Guarrasi diventa uno di quei politici ombra che si muovono nei retrobottega dei partiti italiani. La conoscenza con Macaluso (PCI), il legame con La Malfa (PRI), la fratellanza con Verzotto (DC) ne fanno una sorta di capo ombra a cui tutti devono fare riferimento e riverenza per poter governare in Sicilia. Ma Guarrasi e Verzotto si trovano spesso su terreni concorrenti. Quando in Sicilia fu tentato l'esperimento del governo Milazzo, dando vita al milazzismo, una sorta di grande ammucchiata di tutti i partiti che escludeva la DC, vi era proprio Vito Guarrasi a tessere le fila in chiave anti democristiana, mentre Verzotto era l'uomo "mandato da Roma" a mettere ordine nel caos della DC palermitana.
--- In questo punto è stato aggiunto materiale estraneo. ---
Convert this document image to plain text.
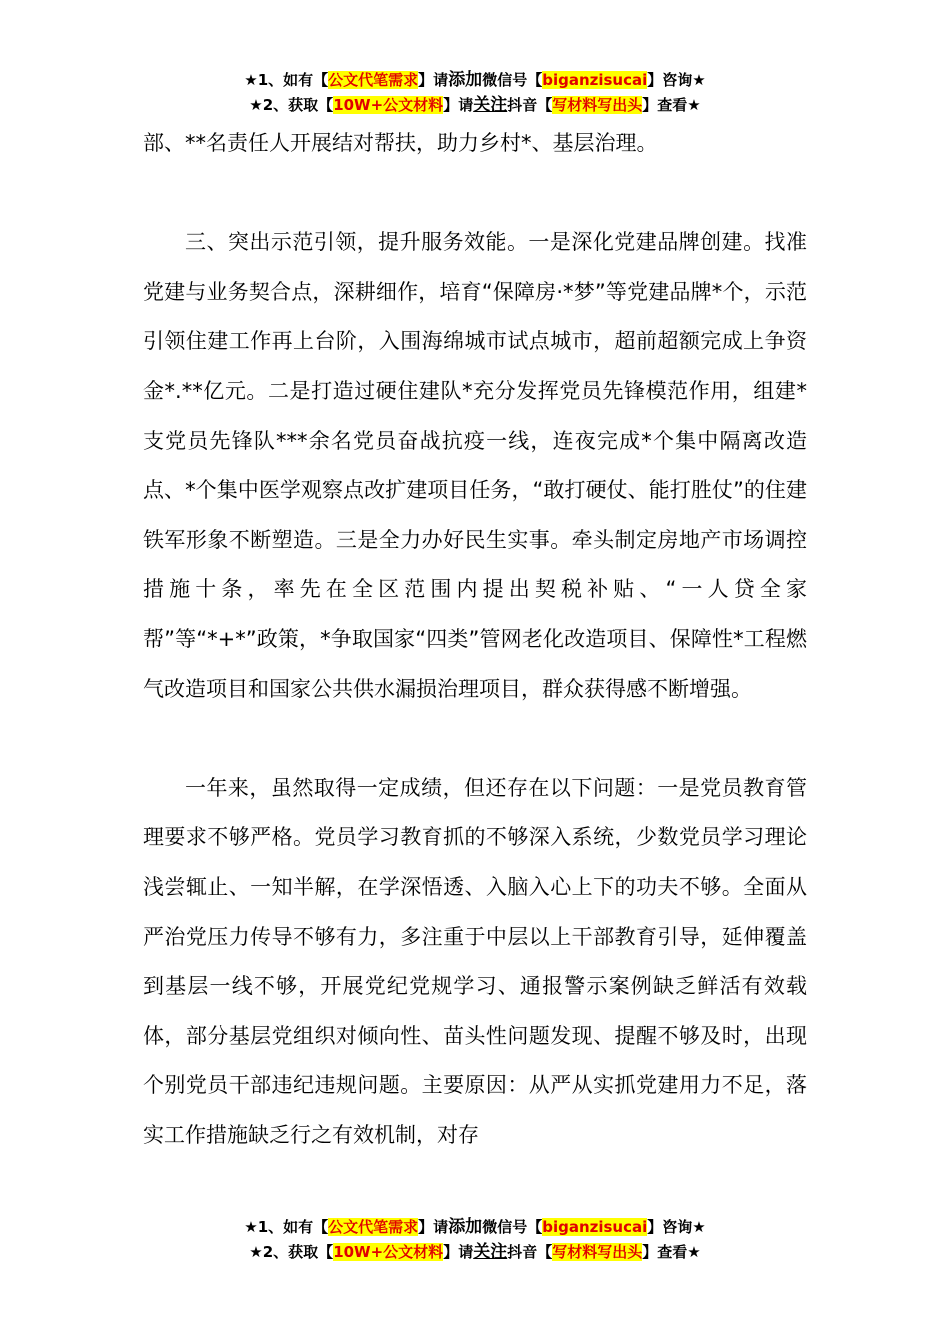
★1、如有【公文代笔需求】请添加微信号【biganzisucai】咨询★
★2、获取【10W+公文材料】请关注抖音【写材料写出头】查看★

部、**名责任人开展结对帮扶，助力乡村*、基层治理。

三、突出示范引领，提升服务效能。一是深化党建品牌创建。找准党建与业务契合点，深耕细作，培育“保障房·*梦”等党建品牌*个，示范引领住建工作再上台阶，入围海绵城市试点城市，超前超额完成上争资金*.**亿元。二是打造过硬住建队*充分发挥党员先锋模范作用，组建*支党员先锋队***余名党员奋战抗疫一线，连夜完成*个集中隔离改造点、*个集中医学观察点改扩建项目任务，“敢打硬仗、能打胜仗”的住建铁军形象不断塑造。三是全力办好民生实事。牵头制定房地产市场调控措施十条，率先在全区范围内提出契税补贴、“一人贷全家帮”等“*+*”政策，*争取国家“四类”管网老化改造项目、保障性*工程燃气改造项目和国家公共供水漏损治理项目，群众获得感不断增强。

一年来，虽然取得一定成绩，但还存在以下问题：一是党员教育管理要求不够严格。党员学习教育抓的不够深入系统，少数党员学习理论浅尝辄止、一知半解，在学深悟透、入脑入心上下的功夫不够。全面从严治党压力传导不够有力，多注重于中层以上干部教育引导，延伸覆盖到基层一线不够，开展党纪党规学习、通报警示案例缺乏鲜活有效载体，部分基层党组织对倾向性、苗头性问题发现、提醒不够及时，出现个别党员干部违纪违规问题。主要原因：从严从实抓党建用力不足，落实工作措施缺乏行之有效机制，对存

★1、如有【公文代笔需求】请添加微信号【biganzisucai】咨询★
★2、获取【10W+公文材料】请关注抖音【写材料写出头】查看★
Il giornalista Giorgio Bocca, in un acceso articolo sulla fine di Mattei, disse apertamente: “Dove c’è l’avvocato Guarrasi c’è puzza di mafia. E la cosa inquietante è che di lui non si parla mai. Anche dopo la morte è caduto un silenzio retrospettivo. Io andavo in Sicilia e sentivo parlare di lui. Lo descrivevano come l’eminenza grigia di tutta la Sicilia. Personaggi come l’avvocato Guarrasi sono i tipici consiglieri dei mafiosi… Rappresentano il quarto livello, quello che fa da trait d’union tra politica e mafia (L’ avvocato Vito Guarrasi, uomo dei misteri « Senza Memoria).
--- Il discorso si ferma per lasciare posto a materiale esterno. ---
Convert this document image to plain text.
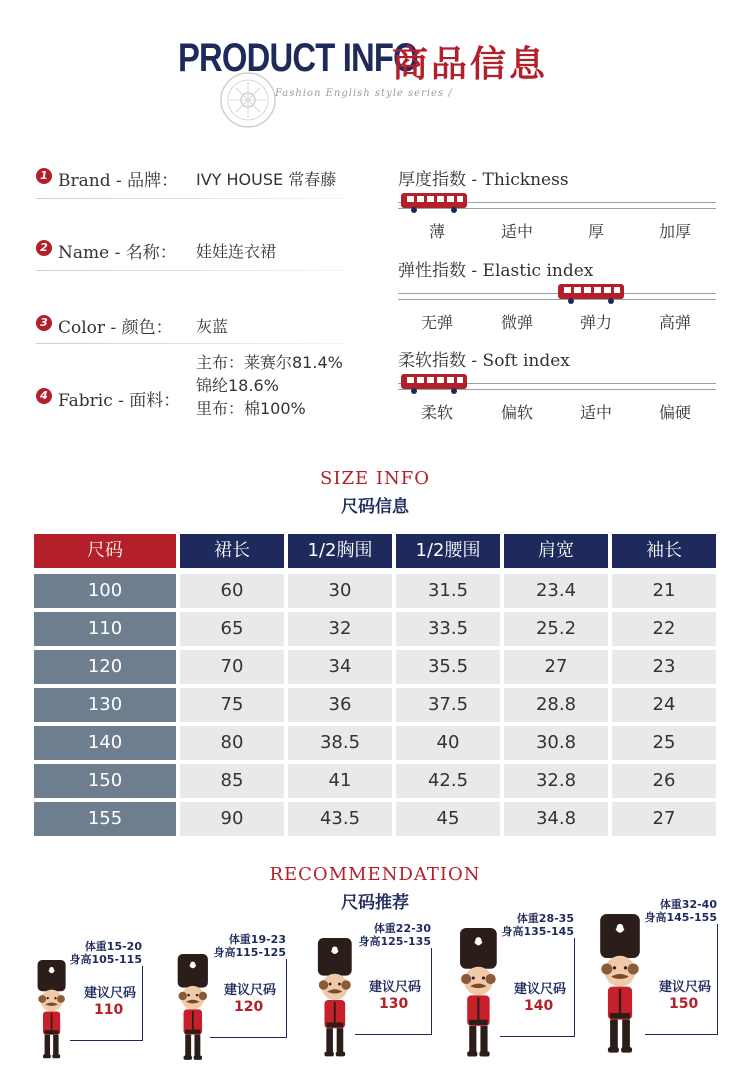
PRODUCT INFO
商品信息
Fashion English style series /
1 Brand - 品牌： IVY HOUSE 常春藤
2 Name - 名称： 娃娃连衣裙
3 Color - 颜色： 灰蓝
4 Fabric - 面料：
主布：莱赛尔81.4%
锦纶18.6%
里布：棉100%
厚度指数 - Thickness
薄	适中	厚	加厚
弹性指数 - Elastic index
无弹	微弹	弹力	高弹
柔软指数 - Soft index
柔软	偏软	适中	偏硬
SIZE INFO
尺码信息
尺码	裙长	1/2胸围	1/2腰围	肩宽	袖长
100	60	30	31.5	23.4	21
110	65	32	33.5	25.2	22
120	70	34	35.5	27	23
130	75	36	37.5	28.8	24
140	80	38.5	40	30.8	25
150	85	41	42.5	32.8	26
155	90	43.5	45	34.8	27
RECOMMENDATION
尺码推荐
体重15-20
身高105-115
建议尺码
110
体重19-23
身高115-125
建议尺码
120
体重22-30
身高125-135
建议尺码
130
体重28-35
身高135-145
建议尺码
140
体重32-40
身高145-155
建议尺码
150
Nel 2003, in una intervista, Verzotto dichiarò che De Mauro venne da lui pochi giorni prima della morte a domandare della morte di Mattei. Volle sapere il resoconto completo di quella giornata, quella in cui Verzotto e Mattei dovevano decollare insieme dall'aeroporto di Gela, ma solo uno dei due lo fece. Quanto segue, Verzotto lo dichiarò al pm di Pavia, Galia,  titolare dell'inchiesta bis sulla morte di Mattei, qualche anno fa:
“La nascita del Petrolchimico [di Gela] era un'idea avviata da Cefis quale direttore generale dell'ENI e dall'avv. Vito Guarrasi, come responsabile del piano di sviluppo industriale della Regione siciliana. Per spiegare la morte di Mattei bisogna chiedersi a chi serviva. Non serviva più alle sette sorelle che avevano raggiunto con Mattei una tregua, non serviva nemmeno all'OAS e ai servizi segreti francesi perché la questione degli aiuti dell'ENI agli insorti algerini e il metanodotto Algeria-Sicilia si era risolta da sola con l'indipendenza dell'Algeria. Cefis invece si avvantaggiò della morte di Mattei perché era stato allontanato dagli incarichi che ricopriva” [...]
“Gli feci la cronistoria della giornata - ricorda Verzotto - e gli suggerii di andare dall'avvocato Guarrasi, che però non lo volle ricevere".
Che c'entra Guarrasi?
“C'è una registrazione telefonica. Guarrasi da Parigi parla al telefono con il vecchio commercialista Nino Buttafuoco e gli dice di parlare di meno, di stare più cauto. Come
ricorderà, Buttafuoco era andato in casa De Mauro per chiedere se lui, prima del rapimento, stesse lavorando su delle carte, gli interessavano soprattutto eventuali carte sull'ENI. Non voglio accusare nessuno, ma ci sono delle ombre nel comportamento di Buttafuoco e di Guarrasi”. (http://www.misteriditalia.it/casomattei/MATTEIIntervVerzotto.pdf - il petrolchimico di Gela fu costruito dall'ANIC, società il cui presidente era lo stesso Cefis).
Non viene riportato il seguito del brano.